I’ve no slippers left because I’ve pee’d in them all,
Unfortunately, in the morning, at half-past two,
And with the Carer not putting on the diabetic socks, I walked the stink all over the rooms. I was not up to mopping, but I sprayed all the carpeting with a fabric freshener and the rooms with air spray. I still can’t find the small blue towel. But give me time. I’ve only been looking for it for two weeks. Untidy is the kindest word to describe the flat.
I think this photo might be from another previous day. Cause I can’t recall any prescription medications being delivered. Mind you, later on, when I got a phone call, the lady asked me why I had not attended the meeting with the neurologist at The Ropewalk. I felt silly asking where the Ropewalk was.

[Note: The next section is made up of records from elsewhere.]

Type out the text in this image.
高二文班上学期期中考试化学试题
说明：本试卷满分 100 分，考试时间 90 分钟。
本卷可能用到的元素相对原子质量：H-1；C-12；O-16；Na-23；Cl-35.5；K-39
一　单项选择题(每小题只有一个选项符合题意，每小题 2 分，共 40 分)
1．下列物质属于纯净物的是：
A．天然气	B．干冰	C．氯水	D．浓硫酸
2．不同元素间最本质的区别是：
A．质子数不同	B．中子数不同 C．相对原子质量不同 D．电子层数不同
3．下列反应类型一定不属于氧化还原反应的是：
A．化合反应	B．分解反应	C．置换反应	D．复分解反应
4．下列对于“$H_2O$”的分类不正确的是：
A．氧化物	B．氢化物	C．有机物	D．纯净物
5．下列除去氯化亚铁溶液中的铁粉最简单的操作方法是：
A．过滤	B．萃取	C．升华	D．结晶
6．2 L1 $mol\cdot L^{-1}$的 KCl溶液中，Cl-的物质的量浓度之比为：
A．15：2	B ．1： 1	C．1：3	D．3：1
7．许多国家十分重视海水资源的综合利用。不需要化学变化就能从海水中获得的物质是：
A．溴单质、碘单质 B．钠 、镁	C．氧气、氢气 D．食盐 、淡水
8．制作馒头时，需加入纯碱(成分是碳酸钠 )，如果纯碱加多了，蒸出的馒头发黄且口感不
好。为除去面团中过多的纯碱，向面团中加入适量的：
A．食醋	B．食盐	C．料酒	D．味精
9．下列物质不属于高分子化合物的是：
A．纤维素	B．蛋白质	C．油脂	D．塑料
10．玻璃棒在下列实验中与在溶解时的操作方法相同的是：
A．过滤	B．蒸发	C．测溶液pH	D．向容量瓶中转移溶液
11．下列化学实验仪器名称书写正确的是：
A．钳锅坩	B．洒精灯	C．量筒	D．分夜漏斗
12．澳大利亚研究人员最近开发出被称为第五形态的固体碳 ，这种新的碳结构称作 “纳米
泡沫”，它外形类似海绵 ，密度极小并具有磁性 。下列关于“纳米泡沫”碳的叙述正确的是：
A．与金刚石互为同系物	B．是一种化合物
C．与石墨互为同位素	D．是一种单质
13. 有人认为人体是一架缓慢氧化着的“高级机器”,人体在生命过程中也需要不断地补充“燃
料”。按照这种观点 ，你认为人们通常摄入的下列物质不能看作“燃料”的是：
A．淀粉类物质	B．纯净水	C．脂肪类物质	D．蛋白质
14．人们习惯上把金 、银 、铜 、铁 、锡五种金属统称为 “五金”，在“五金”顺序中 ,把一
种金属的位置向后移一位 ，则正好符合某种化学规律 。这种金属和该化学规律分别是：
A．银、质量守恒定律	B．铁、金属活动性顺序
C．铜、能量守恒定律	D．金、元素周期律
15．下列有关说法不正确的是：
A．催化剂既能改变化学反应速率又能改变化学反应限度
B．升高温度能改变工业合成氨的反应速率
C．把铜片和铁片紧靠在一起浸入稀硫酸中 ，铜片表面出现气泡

Not sure about this photo either.
Or when this one was taken.
I think these were the right ones.
They are, I’m nearly certain.

Joe started sorting out the junk room one. He got a lot done in half an hour. He went down to collect the laundry from the dryer, pointing out that he’d have to bring it up part-wet because he’d done his time. I asked him to leave it and that I’d fetch it later. “Don’t Forget To!” he said.
Depressed, sick & tired of bothering to do anything, but why, you ask (I hope), I’ll tell and show you…
The food had dried hard & mega-crispy.